24-08-20-OPEA-001-AI Gateway API

AI Gateway API

Author

daixiang0, zhixie, gyohuangxin, Forrest-zhao, ruijin-intel

Status

Under Review

Objective

Design the API for AI Gateway.

Motivation

  • Introduce gateway to do mTLS, traffic control, observability and so on

  • Introduce AI Gateway API to use existing gateway sloutions rather than implement our own one.

Design Proposal

The AI gateway is at the front of all microservices:

graph TD; A(AI Gateway)-->Retrival; A-->Rerank; A-->LLM; A-->Guardrails; A-->B(Any microservice);

API overall

To make the most of current resources, we choose to follow Kubernetes Gateway API since it is the gateway API standard that all gateways support.

Since AI specific features of Kubernetes Gateway API are still under discussion, We design AI Gateway API including following two parts:

  • Kubernetes Gateway API for features it already supports

  • Extension API for all other features

API workflow

graph LR; A(Config using AI Gateway API)-->B(Convert to specific gateway API)
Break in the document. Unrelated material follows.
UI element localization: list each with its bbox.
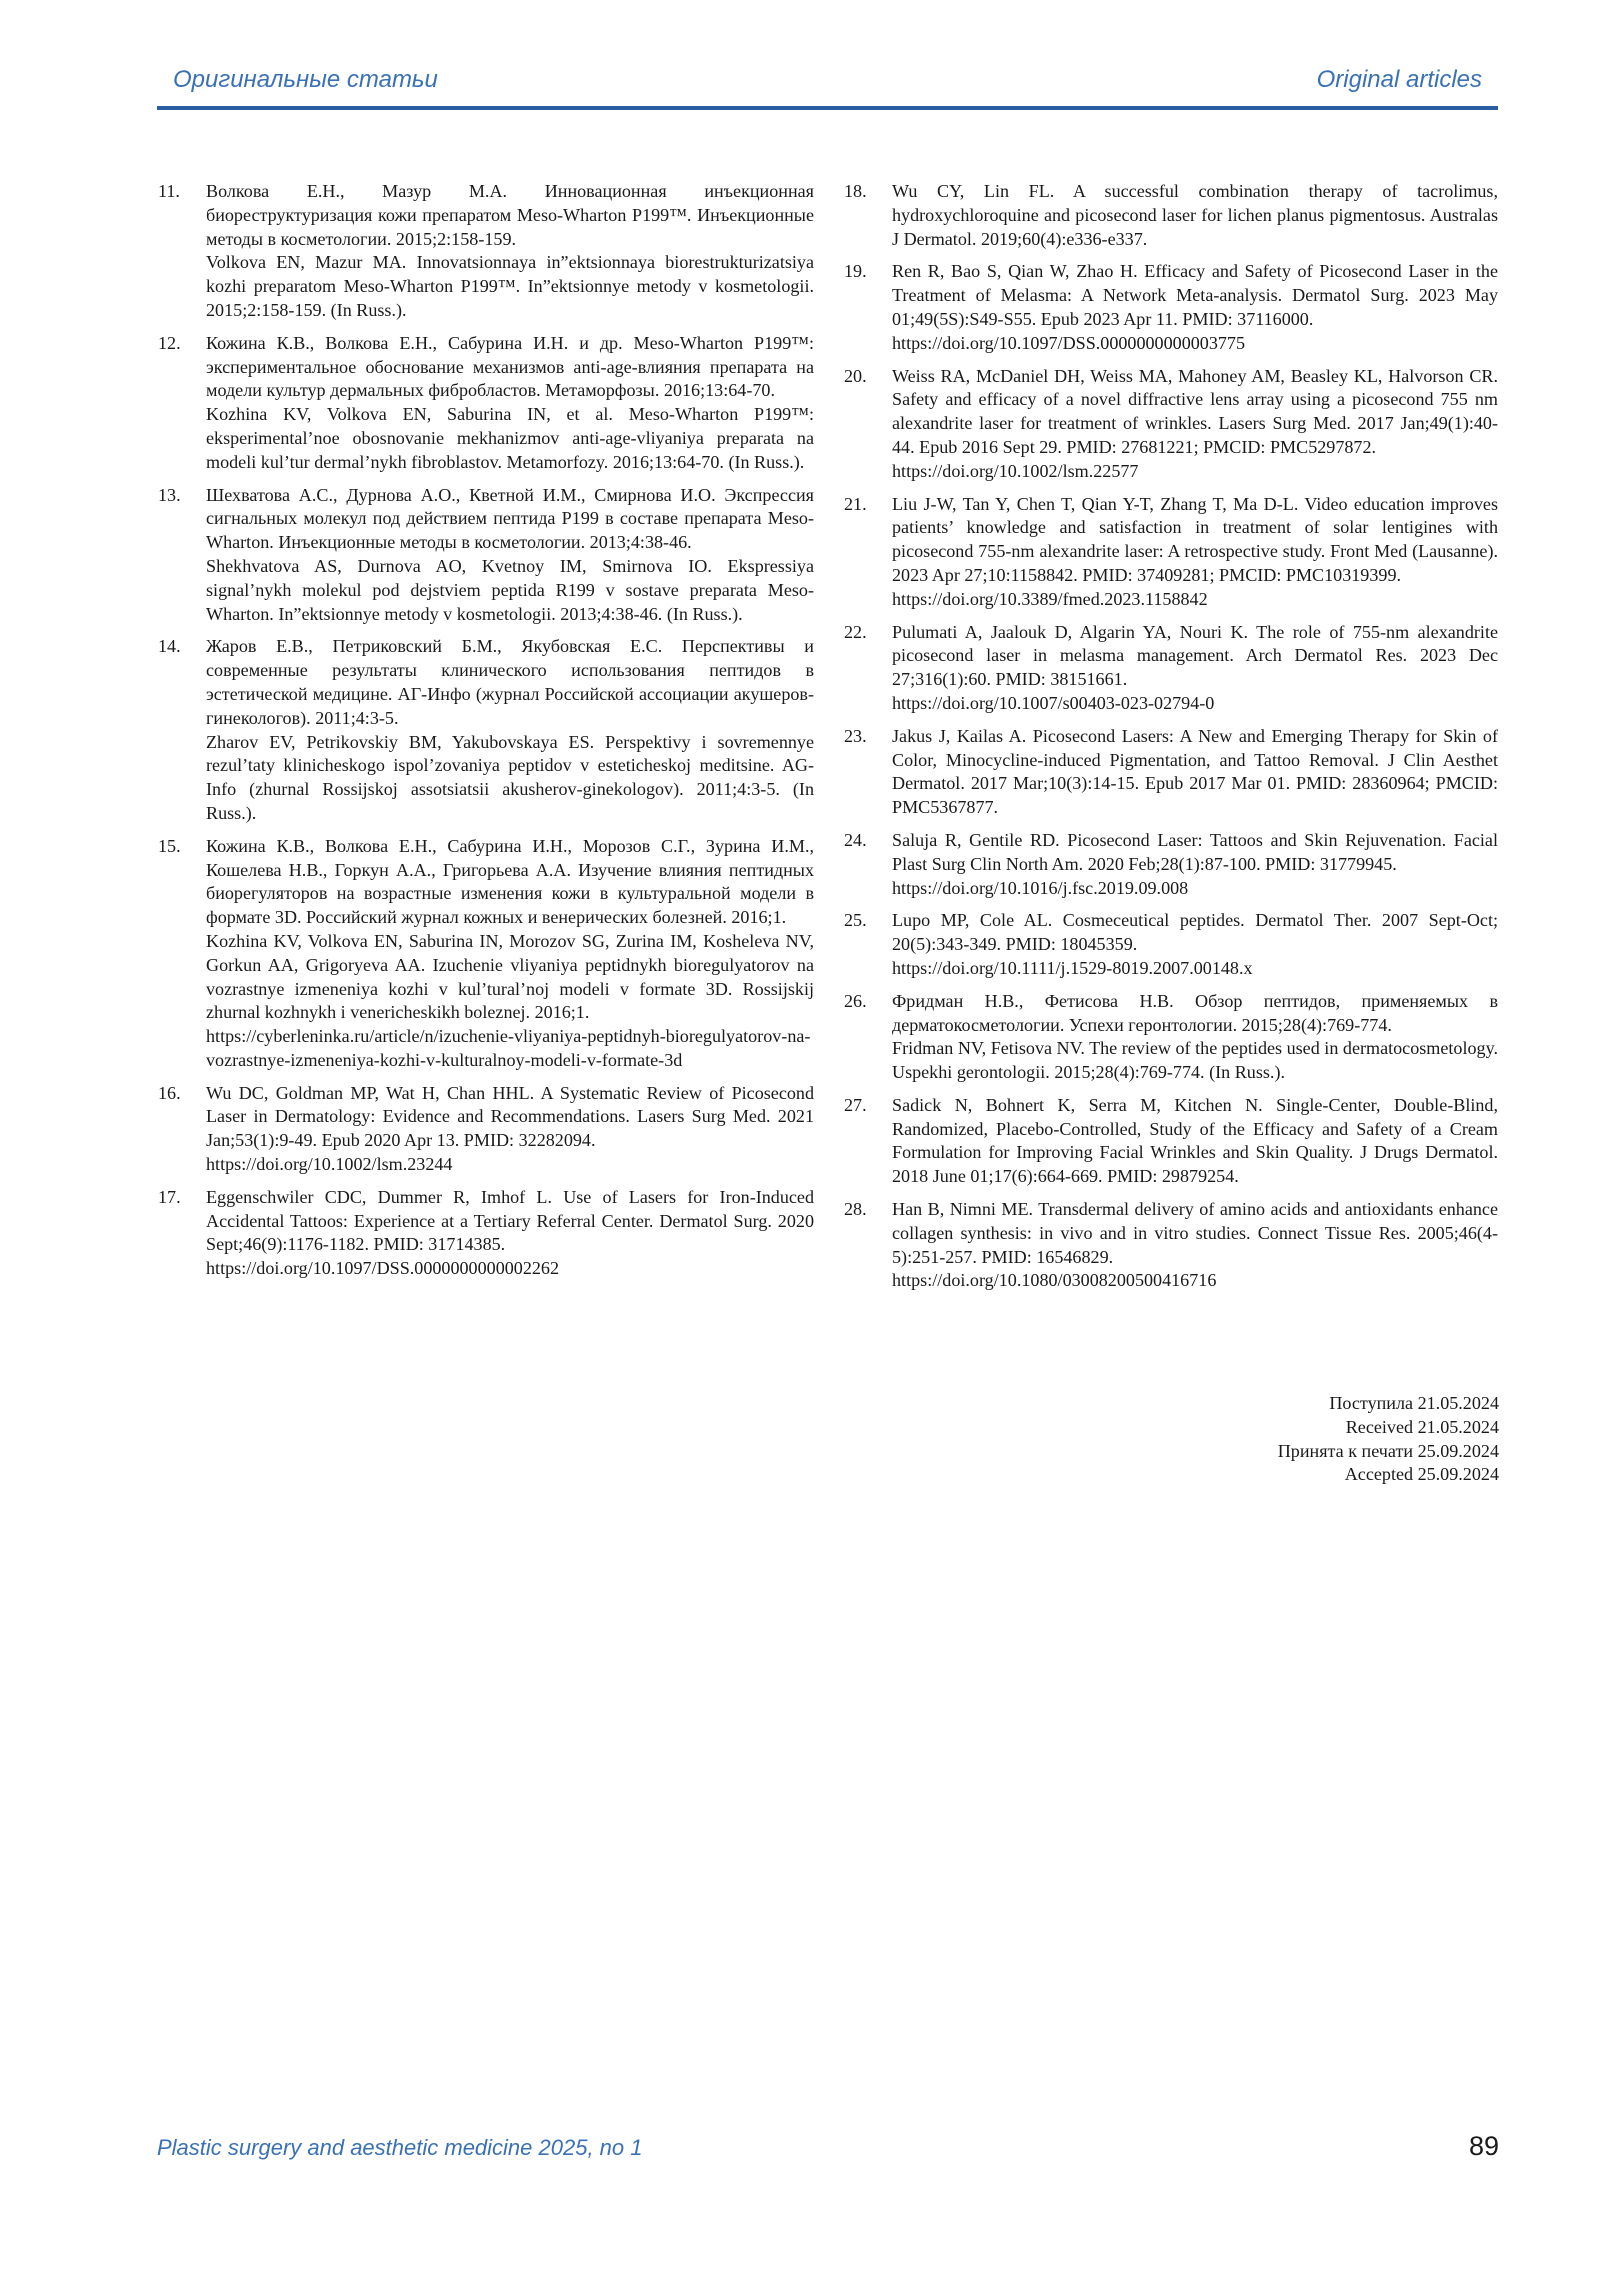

AI Gateway is not a brand-new gateway implementation, only does one thing: Convert.

Extension API

apiVersion: extension.gateway.opea.dev/v1
kind: Gateway
metadata:
  name: extension-exmaple
spec:
  gatewayClassName: envoy
  extensions:
  - name: extension-1
    config:
      extension-1-config: aaa
  - name: extension-2
    config:
      extension-2-config: bbb
  • gatewayClassName: specific gateway implement

  • name: the name of extension feature, support multiple extensions

  • config: the content of extension config, following specified gateway API

Extension API example

apiVersion: extension.gateway.opea.dev/v1
kind: Gateway
metadata:
  name: envoy-extension-exmaple
spec:
  gatewayClassName: envoy
  extensions:
  - name: token-ratelimit
    config:
      name: envoy.filters.http.guardrails
      typed_config:
        "@type": type.googleapis.com/envoy.extensions.filters.http.guardrails.v3.Guardrails
        inference:
          runtime: envoy.inference_runtime.openvino
          typed_config:
            "@type": type.googleapis.com/envoy.extensions.inference_runtime.openvino.v3.OpenvinoConfig
            backend: CPU
            plugins:
            - /usr/lib/libopenvino_tokenizers.so
          model_path: /home/zhihao/envoy/.project/openvino/models/OTIS-Official-Spam-Model.xml
        source: RESPONSE
        action: ALLOW

Guardrail is AI specific feature, here we use Extension API to config Envoy to use CPU to inference with specified model to do response check.

The config field follows the Envoy API.